En Flandre, la viande sacrifiée

Connaissez-vous le « Green Deal Protein Shift in our plate 2.0 » ? Sans doute pas. Et pourtant, cette initiative du gouvernement flamand, dont le coup d’envoi a été donné le 15 septembre dernier, n’ambitionne rien de moins que de transformer les assiettes en réduisant la consommation de protéines animales au profit des protéines végétales. Derrière cet intitulé en anglais, qui fleure bon la communication technocratique, se cache une orientation politique lourde de conséquences, risquant de reléguer au second plan un pan entier de la ruralité flamande.

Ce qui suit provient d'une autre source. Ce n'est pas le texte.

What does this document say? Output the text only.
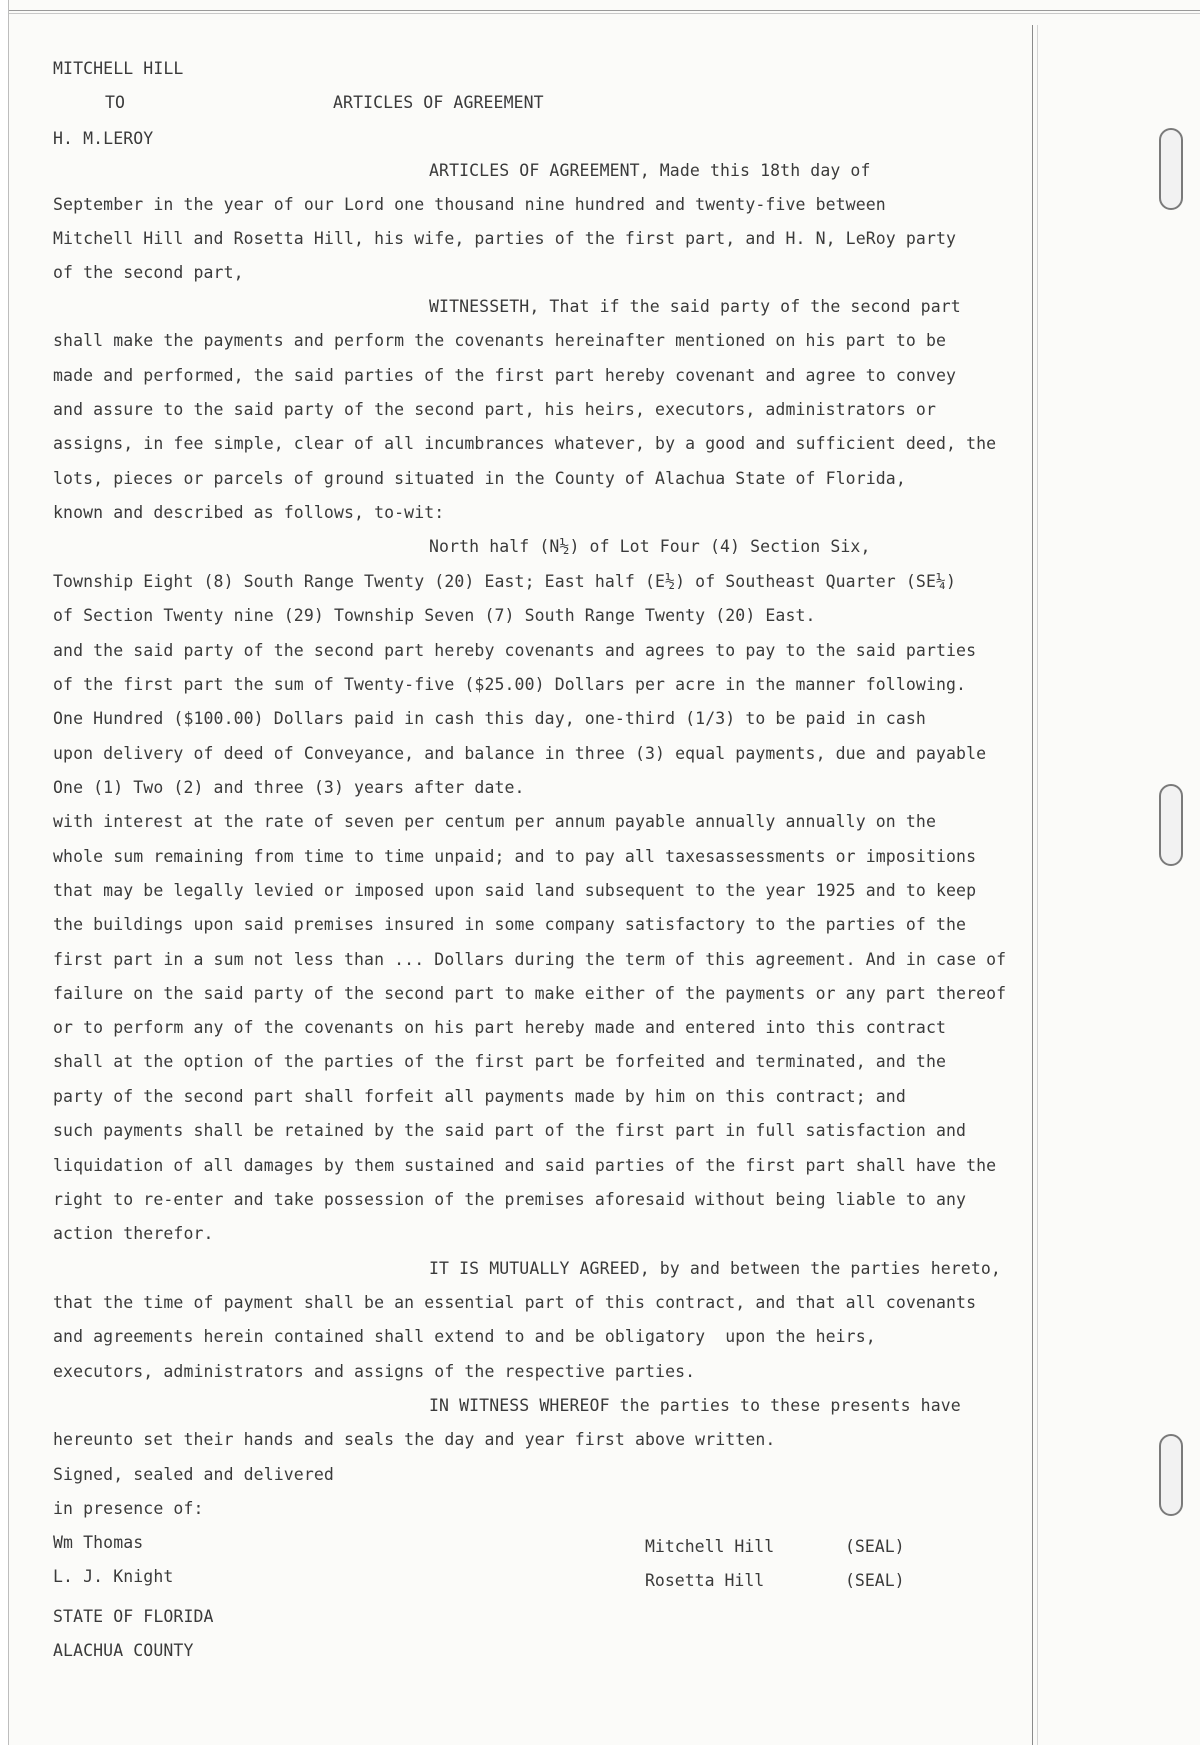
MITCHELL HILL
TO	ARTICLES OF AGREEMENT
H. M.LEROY
ARTICLES OF AGREEMENT, Made this 18th day of
September in the year of our Lord one thousand nine hundred and twenty-five between
Mitchell Hill and Rosetta Hill, his wife, parties of the first part, and H. N, LeRoy party
of the second part,
WITNESSETH, That if the said party of the second part
shall make the payments and perform the covenants hereinafter mentioned on his part to be
made and performed, the said parties of the first part hereby covenant and agree to convey
and assure to the said party of the second part, his heirs, executors, administrators or
assigns, in fee simple, clear of all incumbrances whatever, by a good and sufficient deed, the
lots, pieces or parcels of ground situated in the County of Alachua State of Florida,
known and described as follows, to-wit:
North half (N½) of Lot Four (4) Section Six,
Township Eight (8) South Range Twenty (20) East; East half (E½) of Southeast Quarter (SE¼)
of Section Twenty nine (29) Township Seven (7) South Range Twenty (20) East.
and the said party of the second part hereby covenants and agrees to pay to the said parties
of the first part the sum of Twenty-five ($25.00) Dollars per acre in the manner following.
One Hundred ($100.00) Dollars paid in cash this day, one-third (1/3) to be paid in cash
upon delivery of deed of Conveyance, and balance in three (3) equal payments, due and payable
One (1) Two (2) and three (3) years after date.
with interest at the rate of seven per centum per annum payable annually annually on the
whole sum remaining from time to time unpaid; and to pay all taxesassessments or impositions
that may be legally levied or imposed upon said land subsequent to the year 1925 and to keep
the buildings upon said premises insured in some company satisfactory to the parties of the
first part in a sum not less than ... Dollars during the term of this agreement. And in case of
failure on the said party of the second part to make either of the payments or any part thereof
or to perform any of the covenants on his part hereby made and entered into this contract
shall at the option of the parties of the first part be forfeited and terminated, and the
party of the second part shall forfeit all payments made by him on this contract; and
such payments shall be retained by the said part of the first part in full satisfaction and
liquidation of all damages by them sustained and said parties of the first part shall have the
right to re-enter and take possession of the premises aforesaid without being liable to any
action therefor.
IT IS MUTUALLY AGREED, by and between the parties hereto,
that the time of payment shall be an essential part of this contract, and that all covenants
and agreements herein contained shall extend to and be obligatory  upon the heirs,
executors, administrators and assigns of the respective parties.
IN WITNESS WHEREOF the parties to these presents have
hereunto set their hands and seals the day and year first above written.
Signed, sealed and delivered
in presence of:
Wm Thomas
L. J. Knight
Mitchell Hill	(SEAL)
Rosetta Hill	(SEAL)
STATE OF FLORIDA
ALACHUA COUNTY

Depuis les cénacles scientifiques ou institutionnels, il est aisé de décréter que la viande doit désormais céder la place aux alternatives végétales. Mais c’est oublier un peu vite que, derrière une tranche de saucisson ou un steak juteux, se cache bien plus qu’un simple aliment : un métier, une culture, une économie vivante qui façonne nos paysages et irrigue nos territoires. Lorsque, en juin, Jo Brouns, ministre flamand de l’Agriculture, exprimait son exaspération face aux recommandations du conseil supérieur de la santé, il traduisait avant tout la lassitude d’un monde agricole sommé de se justifier en permanence, soupçonné d’être responsable de tous les maux contemporains. Car la viande est aujourd’hui devenue un bouc émissaire commode. Aux impératifs sanitaires s’ajoutent les contraintes environnementales, incarnées par le fameux « décret azote », qui fragilise déjà durement les éleveurs flamands. Or ces derniers ne demandent aucun privilège, seulement la reconnaissance de leur rôle dans l’équilibre alimentaire, économique et social du pays. C’est pourquoi la volte-face récente du ministre interpelle. En présentant ce « Green Deal » Jo Brouns semble oublier son propre plaidoyer, encore vif, en faveur des éleveurs. Comment peut-on, en quelques mois, passer de la défense d’un secteur menacé à la promotion d’un programme qui en fragilise davantage encore les bases ? La transition alimentaire ne peut se construire au prix d’une stigmatisation systématique de la viande ni d’un abandon des agriculteurs, pris en étau entre normes toujours plus strictes et discours culpabilisateurs.
Ce « deal » n’est, fort heureusement, pas à l’ordre du jour en Wallonie. Mais cette annonce nous offre l’occasion salutaire de rappeler que les éleveurs ne sauraient être considérés comme les adversaires de la transition, mais bien comme des alliés, pour peu que l’on accompagne véritablement leur adaptation. Sacrifier la viande sur l’autel d’une vertu écologique simplificatrice, c’est prendre le risque de désarticuler l’économie rurale et d’élargir encore le fossé entre les prescripteurs urbains et ceux qui, chaque jour, nourrissent la société. La durabilité, enfin, ne se décrète pas contre les producteurs. Elle se construit avec eux, dans un équilibre respectueux de la diversité des modèles agricoles et des attentes de l’ensemble des citoyens.